In the afternoon, we had time to explore York, and then enjoyed a meal out, provided by the VPHA. It had been a busy three days, so it was nice to sit and talk and consider our abattoir visit the following day.
At the abattoir, Steve Powdrill the beef and lamb specialist at the Agriculture and Horticulture Development Board, introduced us to the ways the board supports farmers through training. For example, it teaches farmers how to produce lambs with a desirable carcase for consumers and promotes lamb consumption.
Having heard how meat carcases are classified, we took part in a ‘live to dead’ practical, which involved having at go at classifying lambs according to their conformation (pictured, right). We then changed our protective clothing to try our hands at classifying the carcases of the same lambs following their slaughter.
We were shown examples of problem carcases and learned how to examine offal, such as identifying liver fluke.

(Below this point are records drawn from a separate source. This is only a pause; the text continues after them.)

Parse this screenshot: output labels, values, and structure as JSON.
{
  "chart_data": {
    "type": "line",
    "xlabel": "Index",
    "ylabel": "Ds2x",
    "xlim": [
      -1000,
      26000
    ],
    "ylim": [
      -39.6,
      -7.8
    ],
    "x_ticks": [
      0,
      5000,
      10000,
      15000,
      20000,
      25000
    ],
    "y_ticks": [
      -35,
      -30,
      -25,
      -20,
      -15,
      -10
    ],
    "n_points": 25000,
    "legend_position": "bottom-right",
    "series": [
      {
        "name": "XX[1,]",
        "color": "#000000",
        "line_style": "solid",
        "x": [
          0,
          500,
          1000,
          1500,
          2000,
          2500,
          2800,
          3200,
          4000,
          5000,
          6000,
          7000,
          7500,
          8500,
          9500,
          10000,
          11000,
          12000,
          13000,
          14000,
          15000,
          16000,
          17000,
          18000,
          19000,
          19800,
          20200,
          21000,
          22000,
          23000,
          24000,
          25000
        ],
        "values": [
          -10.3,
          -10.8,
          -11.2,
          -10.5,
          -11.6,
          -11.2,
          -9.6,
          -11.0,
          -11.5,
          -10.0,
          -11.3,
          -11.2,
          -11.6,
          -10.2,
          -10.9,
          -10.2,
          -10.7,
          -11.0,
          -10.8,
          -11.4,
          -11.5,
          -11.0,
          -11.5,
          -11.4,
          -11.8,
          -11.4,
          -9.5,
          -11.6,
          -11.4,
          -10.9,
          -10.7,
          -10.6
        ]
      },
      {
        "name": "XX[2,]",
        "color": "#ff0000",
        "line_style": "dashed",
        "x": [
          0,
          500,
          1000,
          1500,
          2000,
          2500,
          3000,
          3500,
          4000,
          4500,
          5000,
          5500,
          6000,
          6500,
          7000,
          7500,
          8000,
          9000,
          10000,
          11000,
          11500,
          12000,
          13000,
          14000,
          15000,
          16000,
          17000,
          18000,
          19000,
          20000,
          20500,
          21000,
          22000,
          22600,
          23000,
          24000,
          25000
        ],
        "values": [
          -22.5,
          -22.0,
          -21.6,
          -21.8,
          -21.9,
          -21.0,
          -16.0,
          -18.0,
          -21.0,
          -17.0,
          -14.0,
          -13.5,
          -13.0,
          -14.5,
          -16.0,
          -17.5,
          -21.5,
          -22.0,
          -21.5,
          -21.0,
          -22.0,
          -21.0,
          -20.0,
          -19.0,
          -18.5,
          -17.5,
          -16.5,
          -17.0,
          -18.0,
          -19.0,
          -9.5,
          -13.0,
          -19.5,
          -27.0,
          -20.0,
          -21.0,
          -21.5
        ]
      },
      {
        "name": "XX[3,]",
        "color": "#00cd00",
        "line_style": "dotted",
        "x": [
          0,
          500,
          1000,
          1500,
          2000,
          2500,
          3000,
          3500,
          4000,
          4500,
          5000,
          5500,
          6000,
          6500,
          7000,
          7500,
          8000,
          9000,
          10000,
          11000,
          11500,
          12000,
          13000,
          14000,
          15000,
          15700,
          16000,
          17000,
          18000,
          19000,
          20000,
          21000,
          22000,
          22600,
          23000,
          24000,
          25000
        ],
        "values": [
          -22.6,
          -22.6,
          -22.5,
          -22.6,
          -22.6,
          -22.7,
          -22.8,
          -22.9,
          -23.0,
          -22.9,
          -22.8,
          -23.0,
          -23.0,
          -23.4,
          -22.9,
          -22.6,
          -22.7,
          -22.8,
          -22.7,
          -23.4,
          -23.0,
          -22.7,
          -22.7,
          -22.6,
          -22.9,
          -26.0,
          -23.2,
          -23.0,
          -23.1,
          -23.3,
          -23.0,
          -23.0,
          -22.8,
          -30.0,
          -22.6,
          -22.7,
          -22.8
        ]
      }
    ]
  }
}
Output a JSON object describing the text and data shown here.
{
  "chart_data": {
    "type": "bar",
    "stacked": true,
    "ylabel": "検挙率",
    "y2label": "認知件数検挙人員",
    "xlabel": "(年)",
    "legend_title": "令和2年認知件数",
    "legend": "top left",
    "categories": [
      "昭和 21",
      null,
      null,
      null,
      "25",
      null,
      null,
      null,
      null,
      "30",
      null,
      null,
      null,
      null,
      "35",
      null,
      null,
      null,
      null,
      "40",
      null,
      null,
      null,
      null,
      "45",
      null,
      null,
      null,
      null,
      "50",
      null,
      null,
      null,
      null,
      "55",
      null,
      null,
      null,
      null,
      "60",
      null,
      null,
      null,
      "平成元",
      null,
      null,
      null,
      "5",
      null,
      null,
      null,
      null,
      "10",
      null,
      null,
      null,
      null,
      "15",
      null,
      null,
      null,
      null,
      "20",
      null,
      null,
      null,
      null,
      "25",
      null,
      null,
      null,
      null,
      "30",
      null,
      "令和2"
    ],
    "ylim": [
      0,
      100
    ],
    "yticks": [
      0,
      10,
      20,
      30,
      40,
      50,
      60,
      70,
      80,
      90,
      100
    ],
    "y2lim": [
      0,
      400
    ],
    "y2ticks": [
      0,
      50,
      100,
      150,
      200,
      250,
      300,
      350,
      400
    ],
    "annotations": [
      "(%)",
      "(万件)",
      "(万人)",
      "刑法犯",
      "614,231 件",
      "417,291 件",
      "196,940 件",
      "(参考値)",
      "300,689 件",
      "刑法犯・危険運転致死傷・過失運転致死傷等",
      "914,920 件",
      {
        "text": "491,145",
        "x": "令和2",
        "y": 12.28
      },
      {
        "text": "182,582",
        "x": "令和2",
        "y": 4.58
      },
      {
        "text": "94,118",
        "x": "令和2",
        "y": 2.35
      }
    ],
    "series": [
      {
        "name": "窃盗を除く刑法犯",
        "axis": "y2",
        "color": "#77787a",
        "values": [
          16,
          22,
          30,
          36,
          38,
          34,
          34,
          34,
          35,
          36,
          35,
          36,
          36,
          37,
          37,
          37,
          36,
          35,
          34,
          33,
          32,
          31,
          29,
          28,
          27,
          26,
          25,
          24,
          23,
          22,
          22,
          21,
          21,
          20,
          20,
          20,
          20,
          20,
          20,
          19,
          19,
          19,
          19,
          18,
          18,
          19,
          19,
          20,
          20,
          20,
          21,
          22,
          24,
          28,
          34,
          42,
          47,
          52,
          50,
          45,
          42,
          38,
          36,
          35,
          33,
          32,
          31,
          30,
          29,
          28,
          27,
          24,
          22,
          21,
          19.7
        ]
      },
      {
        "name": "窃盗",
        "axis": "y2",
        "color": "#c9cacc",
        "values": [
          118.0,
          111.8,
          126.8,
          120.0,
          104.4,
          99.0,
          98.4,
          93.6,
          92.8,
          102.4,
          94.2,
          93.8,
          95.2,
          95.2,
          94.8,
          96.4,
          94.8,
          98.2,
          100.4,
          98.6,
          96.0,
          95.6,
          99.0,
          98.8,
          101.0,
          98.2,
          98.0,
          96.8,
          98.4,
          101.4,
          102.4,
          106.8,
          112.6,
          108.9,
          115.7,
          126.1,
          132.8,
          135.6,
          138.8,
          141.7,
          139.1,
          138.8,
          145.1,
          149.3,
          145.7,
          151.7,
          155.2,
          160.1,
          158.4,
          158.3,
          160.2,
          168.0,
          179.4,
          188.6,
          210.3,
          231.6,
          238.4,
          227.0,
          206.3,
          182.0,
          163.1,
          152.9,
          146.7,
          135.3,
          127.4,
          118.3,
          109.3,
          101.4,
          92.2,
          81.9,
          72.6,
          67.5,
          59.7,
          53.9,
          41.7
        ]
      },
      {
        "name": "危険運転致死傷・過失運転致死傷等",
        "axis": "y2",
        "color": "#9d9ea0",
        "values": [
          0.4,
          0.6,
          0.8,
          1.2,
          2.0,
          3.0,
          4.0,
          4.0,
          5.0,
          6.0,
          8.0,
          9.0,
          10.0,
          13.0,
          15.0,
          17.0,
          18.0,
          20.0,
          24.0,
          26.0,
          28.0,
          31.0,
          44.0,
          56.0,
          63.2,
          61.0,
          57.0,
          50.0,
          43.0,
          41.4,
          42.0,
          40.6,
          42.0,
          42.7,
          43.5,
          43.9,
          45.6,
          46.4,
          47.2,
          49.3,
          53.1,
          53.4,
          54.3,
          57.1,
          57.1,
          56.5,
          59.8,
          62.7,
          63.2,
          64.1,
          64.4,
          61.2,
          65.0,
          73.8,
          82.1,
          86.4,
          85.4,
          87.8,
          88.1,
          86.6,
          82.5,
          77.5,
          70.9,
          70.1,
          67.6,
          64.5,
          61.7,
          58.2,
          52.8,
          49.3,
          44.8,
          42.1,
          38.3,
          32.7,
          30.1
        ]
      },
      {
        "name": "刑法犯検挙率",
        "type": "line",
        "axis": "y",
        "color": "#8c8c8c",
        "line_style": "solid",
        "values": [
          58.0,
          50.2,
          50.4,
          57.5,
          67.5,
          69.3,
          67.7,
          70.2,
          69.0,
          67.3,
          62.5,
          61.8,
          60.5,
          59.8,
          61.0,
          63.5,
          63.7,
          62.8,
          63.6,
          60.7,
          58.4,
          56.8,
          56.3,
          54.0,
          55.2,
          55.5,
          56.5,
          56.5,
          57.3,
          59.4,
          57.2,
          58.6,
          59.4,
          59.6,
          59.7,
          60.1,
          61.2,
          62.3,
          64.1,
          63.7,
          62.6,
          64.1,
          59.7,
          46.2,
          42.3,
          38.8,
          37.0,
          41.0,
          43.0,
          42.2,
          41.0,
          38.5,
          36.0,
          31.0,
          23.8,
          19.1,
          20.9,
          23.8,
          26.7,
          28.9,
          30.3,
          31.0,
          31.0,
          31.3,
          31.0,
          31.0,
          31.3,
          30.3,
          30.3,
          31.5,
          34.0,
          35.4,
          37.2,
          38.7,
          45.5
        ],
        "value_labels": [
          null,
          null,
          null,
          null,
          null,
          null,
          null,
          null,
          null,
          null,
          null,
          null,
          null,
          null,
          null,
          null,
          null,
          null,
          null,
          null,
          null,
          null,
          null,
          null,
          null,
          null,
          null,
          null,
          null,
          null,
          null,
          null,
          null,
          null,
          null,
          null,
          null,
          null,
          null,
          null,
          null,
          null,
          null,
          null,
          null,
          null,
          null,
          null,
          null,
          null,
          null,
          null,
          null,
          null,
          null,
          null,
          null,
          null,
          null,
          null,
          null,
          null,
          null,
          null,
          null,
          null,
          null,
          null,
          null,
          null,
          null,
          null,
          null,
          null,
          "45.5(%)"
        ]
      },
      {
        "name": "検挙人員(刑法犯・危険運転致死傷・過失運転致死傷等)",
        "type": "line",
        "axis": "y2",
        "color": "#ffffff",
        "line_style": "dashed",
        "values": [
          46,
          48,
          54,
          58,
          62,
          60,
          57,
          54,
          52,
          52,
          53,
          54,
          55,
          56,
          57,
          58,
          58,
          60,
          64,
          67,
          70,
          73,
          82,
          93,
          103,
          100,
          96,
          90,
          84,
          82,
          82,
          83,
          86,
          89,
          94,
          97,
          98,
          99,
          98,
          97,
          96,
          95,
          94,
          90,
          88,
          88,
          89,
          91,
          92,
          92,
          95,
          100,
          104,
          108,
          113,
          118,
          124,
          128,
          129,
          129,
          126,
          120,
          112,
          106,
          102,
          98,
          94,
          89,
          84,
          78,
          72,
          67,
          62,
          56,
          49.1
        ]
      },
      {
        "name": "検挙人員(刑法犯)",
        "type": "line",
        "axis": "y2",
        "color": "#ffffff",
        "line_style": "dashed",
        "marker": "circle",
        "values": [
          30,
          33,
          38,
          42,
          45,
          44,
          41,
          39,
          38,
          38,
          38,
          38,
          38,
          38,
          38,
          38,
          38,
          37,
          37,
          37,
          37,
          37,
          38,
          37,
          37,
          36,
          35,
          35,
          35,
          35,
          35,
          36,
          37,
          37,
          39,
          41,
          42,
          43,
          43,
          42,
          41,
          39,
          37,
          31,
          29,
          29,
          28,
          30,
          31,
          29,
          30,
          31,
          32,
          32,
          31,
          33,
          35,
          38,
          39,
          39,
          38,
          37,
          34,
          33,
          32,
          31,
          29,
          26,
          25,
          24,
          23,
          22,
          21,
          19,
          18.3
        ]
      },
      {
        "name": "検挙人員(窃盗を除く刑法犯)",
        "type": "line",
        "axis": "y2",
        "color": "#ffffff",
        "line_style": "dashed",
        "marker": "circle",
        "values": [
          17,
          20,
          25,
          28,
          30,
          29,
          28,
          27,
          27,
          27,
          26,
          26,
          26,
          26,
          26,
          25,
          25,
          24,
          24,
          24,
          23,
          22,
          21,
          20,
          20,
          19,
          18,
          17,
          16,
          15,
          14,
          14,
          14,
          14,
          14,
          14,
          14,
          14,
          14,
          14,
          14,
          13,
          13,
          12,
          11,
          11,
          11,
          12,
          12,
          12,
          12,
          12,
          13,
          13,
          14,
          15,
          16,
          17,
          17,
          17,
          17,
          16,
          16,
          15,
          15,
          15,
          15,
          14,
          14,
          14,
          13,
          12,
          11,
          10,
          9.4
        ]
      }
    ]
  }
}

It was an incredibly useful day, especially as this is an area where the role of the vet becomes more of an advisory one.
The final day was spent at Nottingham university. Its farm is a magnificent facility, having benefited from a lot of investment to improve cow welfare.
The herd is a low capacity, high yield enterprise, where welfare is of paramount importance. The cows had plenty of scratching posts with extra wide passages that allow the animals to pass one another comfortably.
PhD vet student Jake Thompson explained some ongoing research on the ways that cows use space. It was interesting to chat to him about public perceptions of cow husbandry versus scientific evidence.
Our last visit was to the university’s beehives. The bees are used for clinical teaching during the final-year rotations. It was great to see them in action and Rodrigo explained what to look for in a healthy bee population and the problems to be aware of and to look out for.
The week was a fascinating peak into a broad- ranging topic
It was a fascinating week, giving us a peak into a broad-ranging topic and helped put veterinary public health teaching into context. The opportunity to investigate things more deeply and ask lots of questions was great, and the staff at Nottingham were helpful and accommodating.
I recommend the masterclass to all vet students, even those who don’t see their future working in public health. It is well worth finding out about the types of roles that will be available to vets, and this week came with the added bonus of broadening our knowledge with information that will be useful in clinical practice.
• Invitations to attend the masterclass are issued by lecturers in veterinary public health at the vet schools.